On January 8, 2019, the U.S. Supreme Court issued its decision in Henry Schein, Inc. v. Archer & White Sales, Inc. Not only did this case clarify whether arbitrators or courts should decide arbitrability under the Federal Arbitration Act, but it also gave us our first indication that the newest Supreme Court Justice, Brett Kavanaugh, will continue to apply his straightforward style to writing opinions for the highest court in the land and will reinforce the Court’s ever-strengthening textualist approach to statutory cases.
First, in the Court’s unanimous decision, Justice Kavanaugh relied on the text of the Federal Arbitration Act to hold that courts may not override a contract delegating the question of whether a claim must be arbitrated or litigated to arbitrators. The decision overruled a Fifth Circuit decision which held that courts could reject a party’s request to compel arbitration if the arbitrability argument was “wholly groundless,” regardless of whether the contract provided that arbitrators should decide whether a dispute falls within the purview of the arbitration clause.

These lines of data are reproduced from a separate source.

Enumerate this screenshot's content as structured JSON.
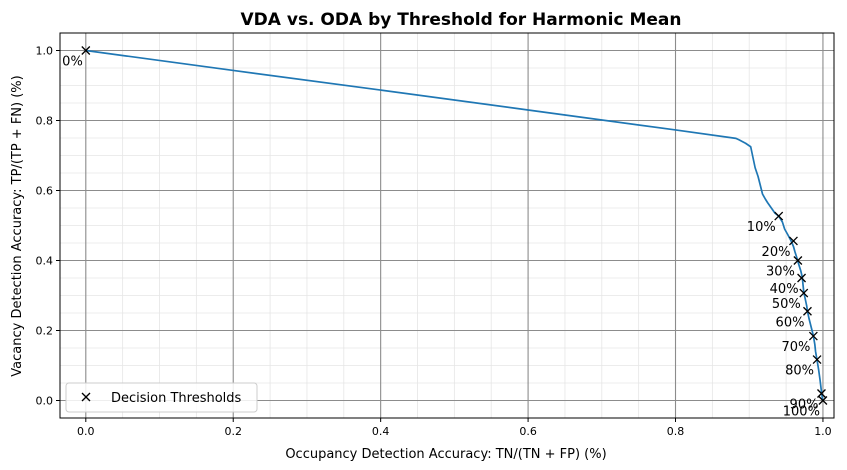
{
  "chart_data": {
    "type": "line",
    "title": "VDA vs. ODA by Threshold for Harmonic Mean",
    "xlabel": "Occupancy Detection Accuracy: TN/(TN + FP) (%)",
    "ylabel": "Vacancy Detection Accuracy: TP/(TP + FN) (%)",
    "xlim": [
      -0.035,
      1.015
    ],
    "ylim": [
      -0.05,
      1.05
    ],
    "xticks": [
      0.0,
      0.2,
      0.4,
      0.6,
      0.8,
      1.0
    ],
    "xtick_labels": [
      "0.0",
      "0.2",
      "0.4",
      "0.6",
      "0.8",
      "1.0"
    ],
    "yticks": [
      0.0,
      0.2,
      0.4,
      0.6,
      0.8,
      1.0
    ],
    "ytick_labels": [
      "0.0",
      "0.2",
      "0.4",
      "0.6",
      "0.8",
      "1.0"
    ],
    "grid": {
      "major": true,
      "minor": true
    },
    "legend": {
      "position": "lower-left",
      "entries": [
        "Decision Thresholds"
      ]
    },
    "colors": {
      "line": "#1f77b4",
      "marker": "#000000",
      "major_grid": "#8c8c8c",
      "minor_grid": "#e6e6e6"
    },
    "series": [
      {
        "points": [
          [
            0.0,
            1.0
          ],
          [
            0.2,
            0.943
          ],
          [
            0.4,
            0.887
          ],
          [
            0.6,
            0.83
          ],
          [
            0.8,
            0.773
          ],
          [
            0.882,
            0.749
          ],
          [
            0.886,
            0.745
          ],
          [
            0.895,
            0.735
          ],
          [
            0.902,
            0.725
          ],
          [
            0.905,
            0.695
          ],
          [
            0.908,
            0.665
          ],
          [
            0.912,
            0.64
          ],
          [
            0.915,
            0.615
          ],
          [
            0.918,
            0.59
          ],
          [
            0.922,
            0.575
          ],
          [
            0.925,
            0.565
          ],
          [
            0.93,
            0.55
          ],
          [
            0.935,
            0.535
          ],
          [
            0.94,
            0.527
          ],
          [
            0.945,
            0.51
          ],
          [
            0.948,
            0.49
          ],
          [
            0.952,
            0.475
          ],
          [
            0.957,
            0.455
          ],
          [
            0.96,
            0.44
          ],
          [
            0.962,
            0.425
          ],
          [
            0.965,
            0.405
          ],
          [
            0.967,
            0.39
          ],
          [
            0.97,
            0.37
          ],
          [
            0.972,
            0.352
          ],
          [
            0.973,
            0.33
          ],
          [
            0.974,
            0.31
          ],
          [
            0.976,
            0.29
          ],
          [
            0.978,
            0.27
          ],
          [
            0.979,
            0.255
          ],
          [
            0.981,
            0.235
          ],
          [
            0.984,
            0.21
          ],
          [
            0.987,
            0.185
          ],
          [
            0.989,
            0.16
          ],
          [
            0.99,
            0.14
          ],
          [
            0.992,
            0.115
          ],
          [
            0.994,
            0.09
          ],
          [
            0.996,
            0.06
          ],
          [
            0.998,
            0.025
          ],
          [
            0.999,
            0.01
          ],
          [
            1.0,
            0.0
          ]
        ]
      }
    ],
    "thresholds": [
      {
        "label": "0%",
        "x": 0.0,
        "y": 1.0
      },
      {
        "label": "10%",
        "x": 0.94,
        "y": 0.527
      },
      {
        "label": "20%",
        "x": 0.96,
        "y": 0.456
      },
      {
        "label": "30%",
        "x": 0.966,
        "y": 0.4
      },
      {
        "label": "40%",
        "x": 0.971,
        "y": 0.35
      },
      {
        "label": "50%",
        "x": 0.974,
        "y": 0.307
      },
      {
        "label": "60%",
        "x": 0.979,
        "y": 0.255
      },
      {
        "label": "70%",
        "x": 0.987,
        "y": 0.184
      },
      {
        "label": "80%",
        "x": 0.992,
        "y": 0.117
      },
      {
        "label": "90%",
        "x": 0.998,
        "y": 0.02
      },
      {
        "label": "100%",
        "x": 1.0,
        "y": 0.0
      }
    ]
  }
}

In Henry Schein, Inc. v. Archer & White Sales, Inc., Archer and White, a distributor of dental equipment, entered into a contract with Pelton and Crane, a dental equipment manufacturer and the predecessor-in-interest to Henry Schein, Inc., to distribute Pelton and Crane’s equipment. The contract provided, in relevant part, that “[a]ny dispute arising under or related to this Agreement (except for actions seeking injunctive relief and disputes related to trademarks, trade secrets, or other intellectual property of [Schein]), shall be resolved by binding arbitration in accordance with the arbitration rules of the American Arbitration Association [ (AAA) ].” Archer and White sued Henry Schein, Inc. in Federal District Court in Texas, alleging violations of federal and state antitrust law. Archer and White sought both money damages and injunctive relief. Schein subsequently invoked the Federal Arbitration Act, contending that the American Arbitration Act’s rules, which were expressly incorporated into the contract, provide that arbitrators have the power to resolve arbitrability questions. Archer and White objected, arguing that its claim for injunctive relief took the dispute out of the purview of the contract’s arbitration clause. Applying Fifth Circuit precedent, the district court agreed with Archer and White, holding that Schein’s argument for arbitration was “wholly groundless” due to the contract’s exception for actions seeking injunctive relief. The Fifth Circuit affirmed. Due to a circuit split on the issue, the Court granted certiorari.
Relying on the “text” of the Federal Arbitration Act, which provides that “[a] written provision in…a contract evidencing a transaction involving commerce to settle by arbitration a controversy thereafter arising out of such contract…shall be valid, irrevocable, and enforceable, save upon such grounds as exist at law or in equity for the revocation of any contract,” the Court explained that an “agreement to arbitrate a gateway issue [of arbitrability] is simply an additional, antecedent agreement the party seeking arbitration asks the federal court to enforce, and the FAA operates on this additional arbitration agreement just as it does on any other.” The Court reasoned that it “must interpret the Act as written, and the Act in turn requires that [courts] interpret the contract as written.” The Court went so far as to say that even if a court actually thinks that the argument that the arbitration agreement applies to a particular dispute is wholly groundless, the court, nevertheless, “possesses no power to decide the arbitrability issue” when the contract delegates the arbitrability question to the arbitrator.
Perhaps the most obvious sign of the Court’s continuing textualist turn, the Court rejected the argument that “as a practical and policy matter,” allowing courts to reject “wholly groundless” arbitration requests saves time and money. The Court reasoned that “the Act contains no ‘wholly groundless’ exception, and we may not engraft our own exceptions onto the statutory text.” In the arbitration context, the Court’s opinion reinforces the importance of drafting clear and explicit arbitration clauses to achieve as much certainty as possible for the parties to the contract regarding the arbitration process.
More holistically, the Henry Schein, Inc. v. Archer & White Sales, Inc. appears to reinforce the Court’s growing tendency, especially with the additions of Justice Gorsuch and Justice Kavanaugh, to defer to the legislature to address policy matters. Indeed, in his first opinion, also writing for a unanimous Court, Justice Gorsuch relied on the plain and ordinary meaning of the applicable statute’s text to resolve the question before the Court. Critically, in his opinion, Justice Gorsuch disregarded public policy arguments about the legislature’s intent in passing the law at issue. While both of these cases were straightforward statutory cases, the unabashed textualist underpinnings of the decisions appear, at least for now, to be well-grounded in the re-aligned U.S. Supreme Court.